I shook my head, but got moving. An electric charge gathered around him, magic building like the far-off hum of a summer thunderstorm, the taste of it a zing of tart berry crushed between tongue and cheek.

When Card drew upon his magic, he was dazzling. Alive. A part of something wondrous, but not the least bit dimmed by its magnificence.

I knew, right then and there, that no matter how much I tried to convince myself to be logical about him, my heart yearned.

My heart loved that wild, chaotic man.

And I had no idea what to do about that.

I walked with one eye on him, the other on keeping me from tripping over the stones, grasses, and wood cluttering the soggy ground, until I was standing next to the swamp siren again.

“He doesn’t need your axe?” she asked.

“Oh, I wouldn’t trust him with it.”

Lilt Keyva turned her attention to him, a man without a sharp blade of any kind in his hands, then back to me.

“Is he going to ask the tree to chop itself down?”

I thought about it. That might be exactly what he was planning. Despite what Lilt Keyva had accused him of, he was still heart-rooted to his tree. It gave him power, it gave him persuasion over the green and growing. Maybe he was going to ask the tree to bend, to grow more to one side.

The fact that he was also half wizard would help get the message through to the old tree too.

“He’s not doing anything,” she said.

“Give him a minute. That man doesn’t know how to hold still.”

But he was holding still. He had settled down on one of the roots crooked like a knuckle out of the muck.

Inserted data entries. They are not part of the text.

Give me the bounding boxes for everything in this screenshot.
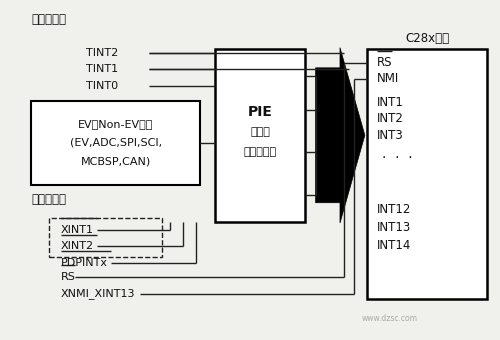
- Text: INT13: INT13: [378, 221, 412, 234]
- Text: XNMI_XINT13: XNMI_XINT13: [61, 289, 136, 300]
- Bar: [368, 49, 486, 299]
- Text: MCBSP,CAN): MCBSP,CAN): [80, 156, 151, 166]
- Text: RS: RS: [61, 272, 76, 282]
- Text: （外设: （外设: [250, 127, 270, 137]
- Bar: [215, 49, 304, 222]
- Text: INT14: INT14: [378, 239, 412, 252]
- Text: TINT2: TINT2: [86, 48, 118, 58]
- Text: PDPINTx: PDPINTx: [61, 258, 108, 268]
- Text: 内部中断源: 内部中断源: [31, 13, 66, 26]
- Text: (EV,ADC,SPI,SCI,: (EV,ADC,SPI,SCI,: [70, 138, 162, 148]
- Text: INT1: INT1: [378, 96, 404, 109]
- Bar: [49, 218, 162, 257]
- Text: ·  ·  ·: · · ·: [382, 151, 413, 165]
- Text: 中断扩展）: 中断扩展）: [244, 147, 276, 157]
- Bar: [31, 101, 200, 185]
- Text: TINT0: TINT0: [86, 81, 118, 91]
- Text: TINT1: TINT1: [86, 64, 118, 74]
- Text: INT12: INT12: [378, 203, 412, 216]
- Text: C28x内核: C28x内核: [405, 32, 449, 45]
- Text: INT3: INT3: [378, 129, 404, 142]
- Text: INT2: INT2: [378, 112, 404, 125]
- Polygon shape: [316, 48, 365, 223]
- Text: RS: RS: [378, 56, 393, 69]
- Text: www.dzsc.com: www.dzsc.com: [361, 314, 417, 323]
- Text: EV和Non-EV外设: EV和Non-EV外设: [78, 119, 154, 129]
- Text: NMI: NMI: [378, 72, 400, 85]
- Text: 外部中断源: 外部中断源: [31, 193, 66, 206]
- Text: XINT1: XINT1: [61, 224, 94, 235]
- Text: PIE: PIE: [248, 105, 272, 119]
- Text: XINT2: XINT2: [61, 241, 94, 251]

His back was pressed to the trunk now, his hands resting on his thighs. I didn’t know how a man with that many muscles, and thighs that big could sit in an easy tailor position, but he had folded down like it was natural.

And for him, when it came to reaching out and connecting with the green, with an old tree, it was.

A beam of sunlight twisted between twig and moss to brighten the side of his hair and cheekbone, making him glow.

He lifted one hand and called on magic.

Magic came to him softly, like a breeze, like spring, like the dewy brush of dawn.